In papers filed with the Supreme Court Jan. 3, lawyers for suspected "dirty bomber" Jose Padilla raised both the domestic wiretap and detention issues. In 2002 Mr. Padilla, a U.S. citizen, was arrested on suspicion that he was part of a plot to blow up apartment buildings in New York, Washington, or Florida. Labeling him an "enemy combatant," authorities held him for three years before charging him last month with being part of a North American terror support cell.

In 2004, the Supreme Court heard Hamdi v. Rumsfeld, a case involving Yasir Hamdi, an American citizen whom U.S. forces captured in an Afghanistan combat zone with a gun in his hand. Mr. Hamdi's father had challenged the Pentagon's classification and detention of his son as an enemy combatant. A slim plurality of the court ruled in favor of the Defense Department, concluding that under the Authorization of Use of Military Force that Congress passed in the wake of the Sept. 11 terror attacks, President Bush did have the authority to detain a U.S. citizen. Still, Justice Sandra Day O'Connor wrote that Mr. Hamdi, as a U.S. citizen, should be given a meaningful opportunity to contest his detention before a neutral arbitrator. Justices David Souter and Ruth Bader Ginsburg dissented, concluding that Mr. Hamdi's detention was unauthorized.

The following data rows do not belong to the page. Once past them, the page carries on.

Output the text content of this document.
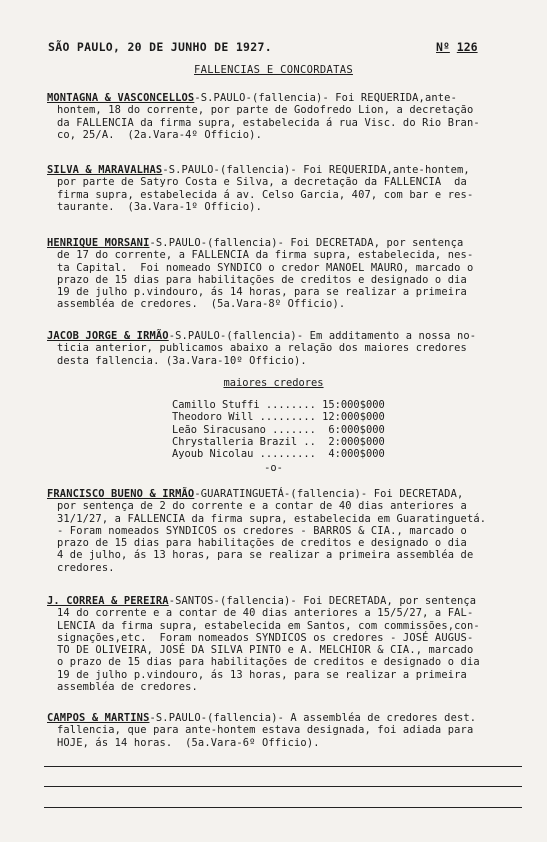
SÃO PAULO, 20 DE JUNHO DE 1927.	Nº 126
FALLENCIAS E CONCORDATAS
MONTAGNA & VASCONCELLOS-S.PAULO-(fallencia)- Foi REQUERIDA,ante-
hontem, 18 do corrente, por parte de Godofredo Lion, a decretação
da FALLENCIA da firma supra, estabelecida á rua Visc. do Rio Bran-
co, 25/A.  (2a.Vara-4º Officio).
SILVA & MARAVALHAS-S.PAULO-(fallencia)- Foi REQUERIDA,ante-hontem,
por parte de Satyro Costa e Silva, a decretação da FALLENCIA  da
firma supra, estabelecida á av. Celso Garcia, 407, com bar e res-
taurante.  (3a.Vara-1º Officio).
HENRIQUE MORSANI-S.PAULO-(fallencia)- Foi DECRETADA, por sentença
de 17 do corrente, a FALLENCIA da firma supra, estabelecida, nes-
ta Capital.  Foi nomeado SYNDICO o credor MANOEL MAURO, marcado o
prazo de 15 dias para habilitações de creditos e designado o dia
19 de julho p.vindouro, ás 14 horas, para se realizar a primeira
assembléa de credores.  (5a.Vara-8º Officio).
JACOB JORGE & IRMÃO-S.PAULO-(fallencia)- Em additamento a nossa no-
ticia anterior, publicamos abaixo a relação dos maiores credores
desta fallencia. (3a.Vara-10º Officio).
maiores credores
Camillo Stuffi ........ 15:000$000
Theodoro Will ......... 12:000$000
Leão Siracusano ....... 6:000$000
Chrystalleria Brazil .. 2:000$000
Ayoub Nicolau ......... 4:000$000
-o-
FRANCISCO BUENO & IRMÃO-GUARATINGUETÁ-(fallencia)- Foi DECRETADA,
por sentença de 2 do corrente e a contar de 40 dias anteriores a
31/1/27, a FALLENCIA da firma supra, estabelecida em Guaratinguetá.
- Foram nomeados SYNDICOS os credores - BARROS & CIA., marcado o
prazo de 15 dias para habilitações de creditos e designado o dia
4 de julho, ás 13 horas, para se realizar a primeira assembléa de
credores.
J. CORREA & PEREIRA-SANTOS-(fallencia)- Foi DECRETADA, por sentença
14 do corrente e a contar de 40 dias anteriores a 15/5/27, a FAL-
LENCIA da firma supra, estabelecida em Santos, com commissões,con-
signações,etc.  Foram nomeados SYNDICOS os credores - JOSÉ AUGUS-
TO DE OLIVEIRA, JOSÉ DA SILVA PINTO e A. MELCHIOR & CIA., marcado
o prazo de 15 dias para habilitações de creditos e designado o dia
19 de julho p.vindouro, ás 13 horas, para se realizar a primeira
assembléa de credores.
CAMPOS & MARTINS-S.PAULO-(fallencia)- A assembléa de credores dest.
fallencia, que para ante-hontem estava designada, foi adiada para
HOJE, ás 14 horas.  (5a.Vara-6º Officio).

"The Bush administration is concerned, and rightly so, that the judicial branch is not as deferential as it ought to be to the president in time of war," said Judicial Watch's Tom Fitton.

An Alito confirmation could change that. As a judge, he has shown great reluctance to second-guess prosecutors and law enforcement agencies, requiring plaintiffs to prove that officials made significant mistakes that may have prevented the just resolution of a case. Among 60 criminal appeals yielding published rulings in which Mr. Alito wrote, he sided with the defendant in only 12 cases. With cases like Mr. Padilla's headed for the high court-and an administration at least as committed to fighting terrorism as it is to fighting abortion-judiciary committee liberals will likely question Mr. Alito about that as well.